After years of embarrassing data breaches and worrying cyber attacks, cyber security is finally rising up the government agenda. Over the next four years, £650 million is expected to be spent establishing a new National Cyber Security Programme. Such funds are required to not only help keep the government, but also UK businesses and the public safe from the countless security threats.
In a bid to save £1.7 billion a year, the Government is throwing its backing behind the ‘digital by default’ strategy. In order to see these cost-savings, the Government aims to make many services available online, thereby saving money and increasing efficiency. It’s a great idea and certainly the only option for a progressive country. After all, 82 per cent of the UK population are online and this number will only rise over the coming years.
With this backdrop set, Clearswift recently surveyed 277 people across public sector organisations to uncover their attitudes towards information security. Here we look at some of the findings from the research.
Perhaps unsurprisingly, accidental data loss is perceived as the biggest threat to organisations, with 62 per cent of respondents selecting it as their main concern. Essentially, they have data on everyone in the country, so they have a lot to lose. They also face particularly harsh financial penalties if they fall victim to data breaches which can act as a tool to encourage the development and adoption or secure policies and practices, even if it is somewhat forceful.
In the event of a data leak, the greatest worry the respondents had was about reputational damage to the organisation (31%) followed by financial consequences (20%), with policy or compliancy issues coming in third (18%). However, it is interesting to note that virtually no one considers this type of data loss to be a threat to national security.
This statistic is alarming when you consider the Government’s recent call to action and cyber strategy. Nevertheless, it is understandable, given the general level of confusion surrounding the definition of critical information and how to best respond to cyber-attacks.
Arguably, the most interesting trends revealed by the survey are those relating to organisations’ attitudes to social media and third parties. There is no doubt that social media is fast becoming entrenched within organisational communication strategies, but there is still a great deal of confusion surrounding its application and function.
Half of respondents are concerned that social media channels could pose significant risks to their IT security. And yet 38 per cent do not have an organisational strategy in relation to their outbound communication technologies. This simply opens the door for damaging mistakes to be made.
The vast majority (90%) of respondents consider information security to be important when selecting business partners or third-party collaborators. What is alarming is that ten per cent don’t. This is a rather foolhardy approach to security, especially when you consider that 84 per cent of information exchanged with third parties was described by our respondents as ‘sensitive material’.

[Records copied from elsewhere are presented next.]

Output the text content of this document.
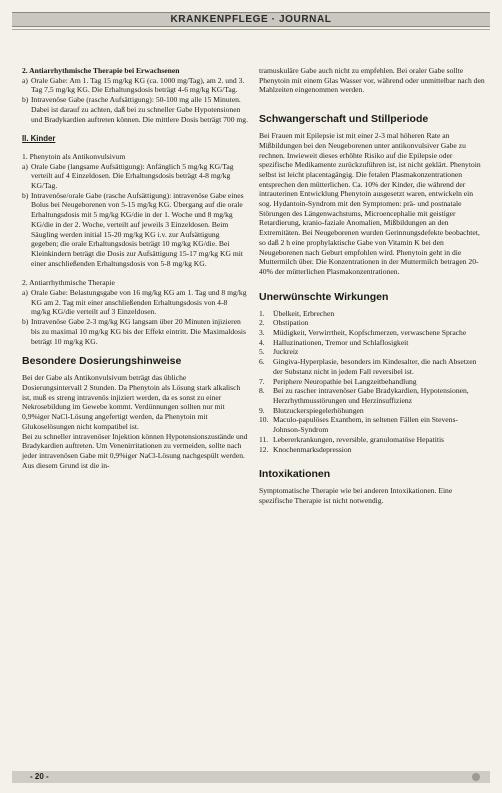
KRANKENPFLEGE · JOURNAL

2. Antiarrhythmische Therapie bei Erwachsenen

a) Orale Gabe: Am 1. Tag 15 mg/kg KG (ca. 1000 mg/Tag), am 2. und 3. Tag 7,5 mg/kg KG. Die Erhaltungsdosis beträgt 4-6 mg/kg KG/Tag.
b) Intravenöse Gabe (rasche Aufsättigung): 50-100 mg alle 15 Minuten. Dabei ist darauf zu achten, daß bei zu schneller Gabe Hypotensionen und Bradykardien auftreten können. Die mittlere Dosis beträgt 700 mg.
II. Kinder

1. Phenytoin als Antikonvulsivum

a) Orale Gabe (langsame Aufsättigung): Anfänglich 5 mg/kg KG/Tag verteilt auf 4 Einzeldosen. Die Erhaltungsdosis beträgt 4-8 mg/kg KG/Tag.
b) Intravenöse/orale Gabe (rasche Aufsättigung): intravenöse Gabe eines Bolus bei Neugeborenen von 5-15 mg/kg KG. Übergang auf die orale Erhaltungsdosis mit 5 mg/kg KG/die in der 1. Woche und 8 mg/kg KG/die in der 2. Woche, verteilt auf jeweils 3 Einzeldosen. Beim Säugling werden initial 15-20 mg/kg KG i.v. zur Aufsättigung gegeben; die orale Erhaltungsdosis beträgt 10 mg/kg KG/die. Bei Kleinkindern beträgt die Dosis zur Aufsättigung 15-17 mg/kg KG mit einer anschließenden Erhaltungsdosis von 5-8 mg/kg KG.

2. Antiarrhythmische Therapie

a) Orale Gabe: Belastungsgabe von 16 mg/kg KG am 1. Tag und 8 mg/kg KG am 2. Tag mit einer anschließenden Erhaltungsdosis von 4-8 mg/kg KG/die verteilt auf 3 Einzeldosen.
b) Intravenöse Gabe 2-3 mg/kg KG langsam über 20 Minuten injizieren bis zu maximal 10 mg/kg KG bis der Effekt eintritt. Die Maximaldosis beträgt 10 mg/kg KG.
Besondere Dosierungshinweise

Bei der Gabe als Antikonvulsivum beträgt das übliche Dosierungsintervall 2 Stunden. Da Phenytoin als Lösung stark alkalisch ist, muß es streng intravenös injiziert werden, da es sonst zu einer Nekrosebildung im Gewebe kommt. Verdünnungen sollten nur mit 0,9%iger NaCl-Lösung angefertigt werden, da Phenytoin mit Glukoselösungen nicht kompatibel ist.

Bei zu schneller intravenöser Injektion können Hypotensionszustände und Bradykardien auftreten. Um Venenirritationen zu vermeiden, sollte nach jeder intravenösen Gabe mit 0,9%iger NaCl-Lösung nachgespült werden. Aus diesem Grund ist die in-

tramuskuläre Gabe auch nicht zu empfehlen. Bei oraler Gabe sollte Phenytoin mit einem Glas Wasser vor, während oder unmittelbar nach den Mahlzeiten eingenommen werden.

Schwangerschaft und Stillperiode

Bei Frauen mit Epilepsie ist mit einer 2-3 mal höheren Rate an Mißbildungen bei den Neugeborenen unter antikonvulsiver Gabe zu rechnen. Inwieweit dieses erhöhte Risiko auf die Epilepsie oder spezifische Medikamente zurückzuführen ist, ist nicht geklärt. Phenytoin selbst ist leicht placentagängig. Die fetalen Plasmakonzentrationen entsprechen den mütterlichen. Ca. 10% der Kinder, die während der intrauterinen Entwicklung Phenytoin ausgesetzt waren, entwickeln ein sog. Hydantoin-Syndrom mit den Symptomen: prä- und postnatale Störungen des Längenwachstums, Microencephalie mit geistiger Retardierung, kranio-faziale Anomalien, Mißbildungen an den Extremitäten. Bei Neugeborenen wurden Gerinnungsdefekte beobachtet, so daß 2 h eine prophylaktische Gabe von Vitamin K bei den Neugeborenen nach Geburt empfohlen wird. Phenytoin geht in die Muttermilch über. Die Konzentrationen in der Muttermilch betragen 20-40% der mütterlichen Plasmakonzentrationen.

Unerwünschte Wirkungen
1.	Übelkeit, Erbrechen
2.	Obstipation
3.	Müdigkeit, Verwirrtheit, Kopfschmerzen, verwaschene Sprache
4.	Halluzinationen, Tremor und Schlaflosigkeit
5.	Juckreiz
6.	Gingiva-Hyperplasie, besonders im Kindesalter, die nach Absetzen der Substanz nicht in jedem Fall reversibel ist.
7.	Periphere Neuropathie bei Langzeitbehandlung
8.	Bei zu rascher intravenöser Gabe Bradykardien, Hypotensionen, Herzrhythmusstörungen und Herzinsuffizienz
9.	Blutzuckerspiegelerhöhungen
10. Maculo-papulöses Exanthem, in seltenen Fällen ein Stevens-Johnson-Syndrom
11. Lebererkrankungen, reversible, granulomatöse Hepatitis
12. Knochenmarksdepression
Intoxikationen

Symptomatische Therapie wie bei anderen Intoxikationen. Eine spezifische Therapie ist nicht notwendig.

- 20 -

The research has shown that despite a greater understanding of security requirements for the sector, there is still a shortfall when it comes to dealing with third parties and social media. With the increasing reliance upon social media, as well as outsourcing and money saving within organisations, security can often take a back seat. This simply should not be the case.
So what should public sector organisations do when it comes to implementing information security strategies?
It is clear that public sector organisations are aware that failure to manage security can result in serious damage: not only to reputation, but also financially. Increasing staff awareness and training is one of the most cost effective ways of reducing the data loss risk and improving the organisation’s security posture.
Putting additional policies in place – especially those around data sharing with third parties and use of mobile devices (specifically BYOD) – without educating staff will simply fail to reap the desired results. Instead, education must take place at every level of the organisation, from the very top down – and outwards, too – to partners, suppliers, consultants, other third parties and even the ‘customer’ (citizen).
Last but not least, the research highlights an urgent requirement for improved information governance to track the information that’s created and shared. IT security is no longer focused solely on records sitting in a database – it’s about the diversity and fluidity of information, the communication channels and the social networks used to disseminate it.
New, and better, ways of working must be explored and developed. The path to robust information security in 2013 involves training, education and awareness, coupled with stringent, paper-based and technology policies, for both employers and employees alike.
Taken in its entirety, our research shows that the public sector has taken a large step in the right direction when it comes to matters of information security… But there is still work to do. Clearly, some public sector organisations are still not taking the risks seriously or understanding the consequences of not putting adequate measures in place. These are the ones we are likely to hear about in the future and most likely for all the wrong reasons.
Start today – review current security policies and identify gaps that have crept in because of new working practices such as those around BYOD and social networking use. Put an action plan together, with a timeline to fill the gaps. Communicate the new policies and make employees aware of the potential consequences relating to brand damage and legislative fines should they not be adhered to. Start building an information aware workforce who are fully aware of security issues and ways to ameliorate them.